Terminator 2: Judgment Day is a terrific action and suspense movie. It moves along at breakneck speed providing no pause to think and ponder. But then I didn’t need any, that is, not until this last line from Sarah Connor—“The unknown future rolls toward us. I face it, for the first time, with a sense of hope. Because if a machine, a Terminator, can learn the value of human life, maybe we can too.” It was then that I realized that there was all along a heart beneath the glint of steel.
These hints of hearts get missed even when their bearers are flesh-and-blood characters. Like I did with Jason Bourne, Lisbeth Salander, and Sherlock Holmes. They are human characters and yet as I watched the movies and/or flipped through the stories, I was quite surprised to discover a heart beneath their rugged, tough, and steely exteriors. It was as if I had expected them to act just like any other machine.
With no past that he could remember and no memories to cherish, it is not hard to understand why Jason Bourne’s eyes do not show any emotion. He is no doubt, as efficient as a machine and almost acts like one too. Except when he decides to keep a photograph of him and Marie after burning all traces of her existence when she gets killed in Goa (The Bourne Supremacy). Or when he lingers over that partially-burned photograph on the train (The Bourne Ultimatum) and reminisces about Marie; the aching in his heart is very apparent.
Lisbeth Salander (The Girl With the Dragon Tattoo) is ruthless when she executes her revenge. The hardened look in her eyes has come about after many instances of abuse and throughout the movie, she comes across as an unsentimental person who is not to be messed with. And then this apparently “heartless” person goes and falls in love with journalist Mikael Blomkvist as they work together on an assignment. The latter of course, has other plans.
I am sure the sight of Mikael and Erika Berger walking happily and cozily wrapped around each other came as a crushing blow to Lisbeth and for a fleet second, I wondered who Lisbeth would next unleash her fury on—Mikael or the Other Woman. But this time around, she not only displays a heart but also a level of maturity that her legal guardian had earlier accused her of lacking in. She is heartbroken as she realizes she has no romantic future with Mikael and then, rides away.
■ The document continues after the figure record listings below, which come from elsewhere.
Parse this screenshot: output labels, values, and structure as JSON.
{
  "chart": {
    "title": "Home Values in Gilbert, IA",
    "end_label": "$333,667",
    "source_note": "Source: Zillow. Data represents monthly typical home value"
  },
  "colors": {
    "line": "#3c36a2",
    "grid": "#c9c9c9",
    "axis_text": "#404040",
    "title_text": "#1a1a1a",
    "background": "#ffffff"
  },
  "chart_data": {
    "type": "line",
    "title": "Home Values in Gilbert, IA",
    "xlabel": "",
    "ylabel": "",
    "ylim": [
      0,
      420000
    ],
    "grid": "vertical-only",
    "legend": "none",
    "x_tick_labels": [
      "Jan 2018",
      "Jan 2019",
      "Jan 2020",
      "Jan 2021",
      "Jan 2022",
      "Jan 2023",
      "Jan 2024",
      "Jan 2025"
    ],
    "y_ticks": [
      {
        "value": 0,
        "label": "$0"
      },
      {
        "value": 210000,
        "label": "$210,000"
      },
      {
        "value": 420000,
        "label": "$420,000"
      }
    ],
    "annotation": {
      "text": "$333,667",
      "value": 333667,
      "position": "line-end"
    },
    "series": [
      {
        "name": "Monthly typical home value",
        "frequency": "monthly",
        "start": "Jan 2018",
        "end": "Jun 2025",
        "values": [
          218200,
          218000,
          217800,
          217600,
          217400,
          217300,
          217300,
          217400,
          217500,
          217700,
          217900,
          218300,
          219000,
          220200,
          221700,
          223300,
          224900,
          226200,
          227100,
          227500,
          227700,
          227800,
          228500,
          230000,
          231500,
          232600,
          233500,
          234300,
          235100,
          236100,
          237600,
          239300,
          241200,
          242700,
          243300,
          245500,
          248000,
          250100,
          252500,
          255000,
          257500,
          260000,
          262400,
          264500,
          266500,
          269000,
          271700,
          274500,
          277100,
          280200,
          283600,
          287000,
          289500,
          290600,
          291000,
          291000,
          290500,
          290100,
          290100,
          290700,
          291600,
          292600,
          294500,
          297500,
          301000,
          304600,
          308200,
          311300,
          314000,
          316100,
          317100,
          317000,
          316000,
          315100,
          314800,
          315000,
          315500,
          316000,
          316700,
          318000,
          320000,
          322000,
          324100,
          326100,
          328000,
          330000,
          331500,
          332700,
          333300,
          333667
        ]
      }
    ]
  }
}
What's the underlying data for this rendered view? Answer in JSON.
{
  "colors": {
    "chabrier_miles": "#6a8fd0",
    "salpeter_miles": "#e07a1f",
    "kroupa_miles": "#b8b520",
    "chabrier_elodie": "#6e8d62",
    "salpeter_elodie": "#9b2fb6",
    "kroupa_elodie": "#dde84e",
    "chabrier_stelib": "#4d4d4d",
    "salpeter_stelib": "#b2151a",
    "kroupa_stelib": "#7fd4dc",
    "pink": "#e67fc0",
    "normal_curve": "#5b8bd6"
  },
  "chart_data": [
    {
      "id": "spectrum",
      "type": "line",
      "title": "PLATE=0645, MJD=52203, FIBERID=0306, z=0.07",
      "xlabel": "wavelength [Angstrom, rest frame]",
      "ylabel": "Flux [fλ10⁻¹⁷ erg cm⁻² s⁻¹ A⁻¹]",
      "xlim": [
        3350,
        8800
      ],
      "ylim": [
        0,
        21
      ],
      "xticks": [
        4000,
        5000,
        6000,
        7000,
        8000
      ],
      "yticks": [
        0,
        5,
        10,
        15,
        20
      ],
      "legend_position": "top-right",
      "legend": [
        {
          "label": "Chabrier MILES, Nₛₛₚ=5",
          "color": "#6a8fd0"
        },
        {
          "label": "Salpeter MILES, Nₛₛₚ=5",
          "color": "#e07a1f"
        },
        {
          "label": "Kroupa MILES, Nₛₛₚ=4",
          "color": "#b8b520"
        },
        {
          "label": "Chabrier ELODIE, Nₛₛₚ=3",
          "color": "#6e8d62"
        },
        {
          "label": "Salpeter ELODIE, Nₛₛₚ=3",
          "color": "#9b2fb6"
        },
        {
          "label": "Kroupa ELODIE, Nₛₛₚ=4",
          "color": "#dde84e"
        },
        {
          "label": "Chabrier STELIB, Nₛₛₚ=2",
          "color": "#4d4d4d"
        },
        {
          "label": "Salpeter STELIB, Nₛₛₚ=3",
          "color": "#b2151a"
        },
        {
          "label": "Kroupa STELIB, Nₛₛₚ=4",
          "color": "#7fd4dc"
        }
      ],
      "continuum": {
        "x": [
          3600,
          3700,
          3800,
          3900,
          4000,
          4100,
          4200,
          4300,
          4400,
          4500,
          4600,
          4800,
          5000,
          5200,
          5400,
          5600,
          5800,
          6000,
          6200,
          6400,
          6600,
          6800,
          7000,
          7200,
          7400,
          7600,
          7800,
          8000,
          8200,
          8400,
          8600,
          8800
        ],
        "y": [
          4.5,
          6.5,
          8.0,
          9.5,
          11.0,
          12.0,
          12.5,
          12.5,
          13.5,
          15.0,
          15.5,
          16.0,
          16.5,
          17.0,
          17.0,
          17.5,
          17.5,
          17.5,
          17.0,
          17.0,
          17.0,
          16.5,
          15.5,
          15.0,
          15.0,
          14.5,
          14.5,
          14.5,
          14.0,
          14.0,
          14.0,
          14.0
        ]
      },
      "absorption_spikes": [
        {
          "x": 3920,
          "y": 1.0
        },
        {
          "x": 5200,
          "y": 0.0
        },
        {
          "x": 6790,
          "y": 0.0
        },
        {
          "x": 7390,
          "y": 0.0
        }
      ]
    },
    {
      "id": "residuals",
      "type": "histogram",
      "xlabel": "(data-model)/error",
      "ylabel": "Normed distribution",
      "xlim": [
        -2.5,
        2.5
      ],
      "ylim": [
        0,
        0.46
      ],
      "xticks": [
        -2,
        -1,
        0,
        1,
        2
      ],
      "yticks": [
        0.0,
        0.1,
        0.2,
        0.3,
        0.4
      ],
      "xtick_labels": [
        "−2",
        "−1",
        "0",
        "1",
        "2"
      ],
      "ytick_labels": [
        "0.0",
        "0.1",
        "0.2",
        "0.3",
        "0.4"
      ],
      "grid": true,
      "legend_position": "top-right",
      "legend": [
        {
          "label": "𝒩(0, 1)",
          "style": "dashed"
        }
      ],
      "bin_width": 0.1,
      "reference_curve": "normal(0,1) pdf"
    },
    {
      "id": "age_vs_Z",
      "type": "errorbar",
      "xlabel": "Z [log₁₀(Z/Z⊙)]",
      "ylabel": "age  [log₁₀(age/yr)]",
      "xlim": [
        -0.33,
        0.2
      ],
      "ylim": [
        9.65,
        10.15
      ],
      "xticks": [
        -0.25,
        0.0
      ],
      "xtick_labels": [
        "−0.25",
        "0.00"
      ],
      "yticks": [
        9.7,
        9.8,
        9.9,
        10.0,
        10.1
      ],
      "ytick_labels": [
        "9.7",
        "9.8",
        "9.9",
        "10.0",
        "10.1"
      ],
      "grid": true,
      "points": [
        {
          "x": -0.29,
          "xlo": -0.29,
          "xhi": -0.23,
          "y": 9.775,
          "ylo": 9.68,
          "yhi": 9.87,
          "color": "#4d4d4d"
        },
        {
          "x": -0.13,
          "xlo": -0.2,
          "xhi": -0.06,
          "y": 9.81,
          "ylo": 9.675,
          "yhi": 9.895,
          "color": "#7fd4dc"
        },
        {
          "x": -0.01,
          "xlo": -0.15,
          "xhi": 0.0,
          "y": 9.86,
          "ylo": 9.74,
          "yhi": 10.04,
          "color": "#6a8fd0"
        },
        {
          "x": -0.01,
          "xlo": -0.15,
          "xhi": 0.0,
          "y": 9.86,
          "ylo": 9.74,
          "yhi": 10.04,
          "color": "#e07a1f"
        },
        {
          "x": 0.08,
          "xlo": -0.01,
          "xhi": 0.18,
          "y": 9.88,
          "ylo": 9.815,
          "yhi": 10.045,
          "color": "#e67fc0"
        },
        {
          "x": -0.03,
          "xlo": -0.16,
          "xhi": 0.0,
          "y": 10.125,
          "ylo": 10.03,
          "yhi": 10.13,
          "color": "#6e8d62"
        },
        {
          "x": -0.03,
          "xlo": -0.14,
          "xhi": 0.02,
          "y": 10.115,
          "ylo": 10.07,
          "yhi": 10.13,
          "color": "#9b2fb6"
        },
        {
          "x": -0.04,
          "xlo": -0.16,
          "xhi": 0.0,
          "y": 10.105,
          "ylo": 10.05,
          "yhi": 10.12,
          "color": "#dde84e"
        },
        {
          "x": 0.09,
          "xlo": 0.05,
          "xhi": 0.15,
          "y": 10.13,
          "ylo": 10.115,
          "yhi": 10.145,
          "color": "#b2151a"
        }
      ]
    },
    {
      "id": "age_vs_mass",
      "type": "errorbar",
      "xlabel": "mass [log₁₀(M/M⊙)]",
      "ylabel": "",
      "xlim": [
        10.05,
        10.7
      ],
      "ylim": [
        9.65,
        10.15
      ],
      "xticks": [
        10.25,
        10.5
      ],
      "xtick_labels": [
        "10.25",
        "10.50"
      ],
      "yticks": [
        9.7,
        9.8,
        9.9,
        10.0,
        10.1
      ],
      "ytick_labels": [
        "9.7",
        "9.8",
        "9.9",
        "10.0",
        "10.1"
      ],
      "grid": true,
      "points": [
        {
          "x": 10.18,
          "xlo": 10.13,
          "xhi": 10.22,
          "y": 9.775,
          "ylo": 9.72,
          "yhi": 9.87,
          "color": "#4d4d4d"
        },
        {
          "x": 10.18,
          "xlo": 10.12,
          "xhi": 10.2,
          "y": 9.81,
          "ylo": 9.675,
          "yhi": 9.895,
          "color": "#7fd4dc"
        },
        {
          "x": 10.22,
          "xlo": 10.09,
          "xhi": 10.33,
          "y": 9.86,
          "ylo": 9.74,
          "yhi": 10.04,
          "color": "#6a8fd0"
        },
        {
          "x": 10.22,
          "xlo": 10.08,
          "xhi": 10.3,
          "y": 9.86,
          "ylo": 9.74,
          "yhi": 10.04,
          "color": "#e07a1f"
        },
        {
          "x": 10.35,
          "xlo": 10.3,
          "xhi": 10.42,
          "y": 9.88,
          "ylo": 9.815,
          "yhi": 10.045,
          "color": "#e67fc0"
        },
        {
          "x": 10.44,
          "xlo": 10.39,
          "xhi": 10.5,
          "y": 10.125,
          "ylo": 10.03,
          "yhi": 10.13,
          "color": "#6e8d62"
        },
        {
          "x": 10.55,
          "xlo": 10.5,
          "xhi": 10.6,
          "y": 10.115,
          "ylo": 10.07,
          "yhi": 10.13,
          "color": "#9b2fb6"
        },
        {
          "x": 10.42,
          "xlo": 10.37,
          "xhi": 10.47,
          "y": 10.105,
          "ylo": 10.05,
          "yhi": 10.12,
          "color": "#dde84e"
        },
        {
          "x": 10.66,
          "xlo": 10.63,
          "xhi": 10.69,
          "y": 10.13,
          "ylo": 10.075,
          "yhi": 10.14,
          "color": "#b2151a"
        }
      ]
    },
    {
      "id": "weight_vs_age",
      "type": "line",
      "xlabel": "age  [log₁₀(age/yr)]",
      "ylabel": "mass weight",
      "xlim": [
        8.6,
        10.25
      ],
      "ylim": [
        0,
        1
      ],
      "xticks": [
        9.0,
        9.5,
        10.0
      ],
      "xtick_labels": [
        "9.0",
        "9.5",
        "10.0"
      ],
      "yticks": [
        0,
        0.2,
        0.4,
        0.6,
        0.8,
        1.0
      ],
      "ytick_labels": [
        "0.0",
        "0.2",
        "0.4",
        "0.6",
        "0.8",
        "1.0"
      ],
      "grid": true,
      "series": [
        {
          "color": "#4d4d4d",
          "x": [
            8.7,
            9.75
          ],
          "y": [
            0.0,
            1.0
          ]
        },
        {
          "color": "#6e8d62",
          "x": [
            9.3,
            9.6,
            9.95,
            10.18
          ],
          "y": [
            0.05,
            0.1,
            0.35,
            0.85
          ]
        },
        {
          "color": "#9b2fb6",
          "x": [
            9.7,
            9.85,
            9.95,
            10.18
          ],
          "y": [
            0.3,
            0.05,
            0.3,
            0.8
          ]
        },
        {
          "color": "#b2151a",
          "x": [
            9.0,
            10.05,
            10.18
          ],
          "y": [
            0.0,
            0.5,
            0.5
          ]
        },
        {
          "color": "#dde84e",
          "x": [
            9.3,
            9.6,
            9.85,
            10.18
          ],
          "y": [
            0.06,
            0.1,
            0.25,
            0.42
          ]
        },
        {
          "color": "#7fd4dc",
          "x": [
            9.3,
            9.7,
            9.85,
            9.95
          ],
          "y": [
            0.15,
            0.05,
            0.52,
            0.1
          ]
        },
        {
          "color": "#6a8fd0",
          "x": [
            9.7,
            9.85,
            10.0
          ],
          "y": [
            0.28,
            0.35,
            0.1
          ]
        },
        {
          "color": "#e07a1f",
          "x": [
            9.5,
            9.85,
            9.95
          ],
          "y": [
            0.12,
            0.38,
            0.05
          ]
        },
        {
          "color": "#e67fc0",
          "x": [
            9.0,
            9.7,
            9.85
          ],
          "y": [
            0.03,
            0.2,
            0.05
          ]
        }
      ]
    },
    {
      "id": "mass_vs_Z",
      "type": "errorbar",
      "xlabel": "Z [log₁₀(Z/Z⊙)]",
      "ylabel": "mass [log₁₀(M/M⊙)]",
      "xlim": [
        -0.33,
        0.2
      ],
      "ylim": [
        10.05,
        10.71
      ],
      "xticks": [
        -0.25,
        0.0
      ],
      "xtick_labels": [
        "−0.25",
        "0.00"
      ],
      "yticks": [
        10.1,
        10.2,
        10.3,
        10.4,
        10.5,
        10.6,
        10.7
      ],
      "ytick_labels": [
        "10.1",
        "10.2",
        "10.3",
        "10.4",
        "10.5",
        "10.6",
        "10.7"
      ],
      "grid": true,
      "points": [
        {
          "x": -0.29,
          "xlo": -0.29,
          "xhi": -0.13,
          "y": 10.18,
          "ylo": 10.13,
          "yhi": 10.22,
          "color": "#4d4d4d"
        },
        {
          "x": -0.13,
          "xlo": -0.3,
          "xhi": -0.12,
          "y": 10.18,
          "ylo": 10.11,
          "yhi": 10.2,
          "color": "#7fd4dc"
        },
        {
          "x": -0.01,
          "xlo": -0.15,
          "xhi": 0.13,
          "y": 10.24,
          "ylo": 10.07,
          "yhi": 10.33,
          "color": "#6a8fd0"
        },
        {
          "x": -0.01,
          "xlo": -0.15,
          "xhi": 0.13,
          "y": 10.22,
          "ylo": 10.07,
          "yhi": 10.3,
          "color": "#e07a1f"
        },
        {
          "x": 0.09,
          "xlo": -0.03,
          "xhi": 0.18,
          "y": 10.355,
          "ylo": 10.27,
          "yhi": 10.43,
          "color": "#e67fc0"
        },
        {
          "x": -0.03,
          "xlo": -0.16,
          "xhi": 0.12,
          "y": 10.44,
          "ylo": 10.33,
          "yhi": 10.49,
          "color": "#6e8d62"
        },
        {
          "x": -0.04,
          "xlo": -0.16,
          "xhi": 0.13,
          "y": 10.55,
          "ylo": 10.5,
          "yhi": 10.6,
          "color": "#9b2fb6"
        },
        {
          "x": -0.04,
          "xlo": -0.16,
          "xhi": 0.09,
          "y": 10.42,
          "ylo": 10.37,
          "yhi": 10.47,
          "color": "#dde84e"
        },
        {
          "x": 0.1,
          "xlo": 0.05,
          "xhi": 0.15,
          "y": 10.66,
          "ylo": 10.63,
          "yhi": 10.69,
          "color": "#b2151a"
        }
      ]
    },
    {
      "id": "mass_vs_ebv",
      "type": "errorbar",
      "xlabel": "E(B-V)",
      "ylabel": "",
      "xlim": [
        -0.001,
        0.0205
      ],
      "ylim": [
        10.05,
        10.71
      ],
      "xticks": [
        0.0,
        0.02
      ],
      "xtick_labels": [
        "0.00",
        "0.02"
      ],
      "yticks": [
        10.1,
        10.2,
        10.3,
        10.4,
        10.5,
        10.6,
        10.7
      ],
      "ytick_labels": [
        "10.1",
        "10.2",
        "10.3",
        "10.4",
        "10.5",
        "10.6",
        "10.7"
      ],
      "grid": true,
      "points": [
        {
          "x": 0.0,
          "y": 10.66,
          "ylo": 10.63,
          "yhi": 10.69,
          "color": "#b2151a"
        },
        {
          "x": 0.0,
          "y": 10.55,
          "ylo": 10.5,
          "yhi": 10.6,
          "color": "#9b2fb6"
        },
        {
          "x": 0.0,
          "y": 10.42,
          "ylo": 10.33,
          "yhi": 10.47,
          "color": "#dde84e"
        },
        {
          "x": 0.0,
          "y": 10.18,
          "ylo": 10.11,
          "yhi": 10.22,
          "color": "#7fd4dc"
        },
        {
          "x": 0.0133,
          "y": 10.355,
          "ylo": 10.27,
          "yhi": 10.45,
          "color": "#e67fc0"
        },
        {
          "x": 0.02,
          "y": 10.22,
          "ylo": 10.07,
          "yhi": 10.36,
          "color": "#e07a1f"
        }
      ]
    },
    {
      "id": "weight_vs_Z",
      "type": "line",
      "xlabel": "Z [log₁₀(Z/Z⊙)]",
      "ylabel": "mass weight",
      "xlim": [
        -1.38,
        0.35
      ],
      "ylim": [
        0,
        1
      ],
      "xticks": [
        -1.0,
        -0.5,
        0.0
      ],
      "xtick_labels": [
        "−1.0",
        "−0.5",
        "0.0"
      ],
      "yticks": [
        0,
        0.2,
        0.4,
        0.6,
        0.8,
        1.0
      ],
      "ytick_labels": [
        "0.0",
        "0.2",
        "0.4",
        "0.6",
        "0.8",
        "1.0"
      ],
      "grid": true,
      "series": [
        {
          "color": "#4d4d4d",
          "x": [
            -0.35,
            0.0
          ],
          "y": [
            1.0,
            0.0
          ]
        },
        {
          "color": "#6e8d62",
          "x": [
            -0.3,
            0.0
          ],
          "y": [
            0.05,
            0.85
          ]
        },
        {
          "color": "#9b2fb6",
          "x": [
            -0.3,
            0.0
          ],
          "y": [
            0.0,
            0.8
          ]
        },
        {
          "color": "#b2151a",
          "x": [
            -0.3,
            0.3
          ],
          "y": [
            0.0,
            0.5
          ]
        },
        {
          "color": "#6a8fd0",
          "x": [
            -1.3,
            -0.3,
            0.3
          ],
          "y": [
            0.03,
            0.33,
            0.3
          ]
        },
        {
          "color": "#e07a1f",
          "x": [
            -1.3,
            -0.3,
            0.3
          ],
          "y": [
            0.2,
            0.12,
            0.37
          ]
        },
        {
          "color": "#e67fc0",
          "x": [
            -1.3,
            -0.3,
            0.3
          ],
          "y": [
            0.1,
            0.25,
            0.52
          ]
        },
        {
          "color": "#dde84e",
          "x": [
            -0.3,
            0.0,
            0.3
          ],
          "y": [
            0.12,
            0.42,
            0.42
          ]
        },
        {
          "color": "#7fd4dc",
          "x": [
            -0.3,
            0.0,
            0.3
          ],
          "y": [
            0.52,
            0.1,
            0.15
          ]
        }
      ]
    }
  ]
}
These hints of hearts in seemingly mechanical characters come as pleasant surprises. For Dr. Watson, catching a glimpse of a heart in Sherlock Holmes was an intensely emotional experience, in The Adventure of the Three Garridebs. Holmes and Watson confront a dangerous criminal and Watson gets shot. In an instant, Holmes springs to Watson’s aid and the latter does not fail to notice the concern and the angst in the detective’s eyes. Watson is touched: “It was worth a wound—it was worth many wounds—to know the depth of loyalty and love which lay behind that cold mask. The clear, hard eyes were dimmed for a moment, and the firm lips were shaking. For the one and only time I caught a glimpse of a great heart as well as of a great brain.”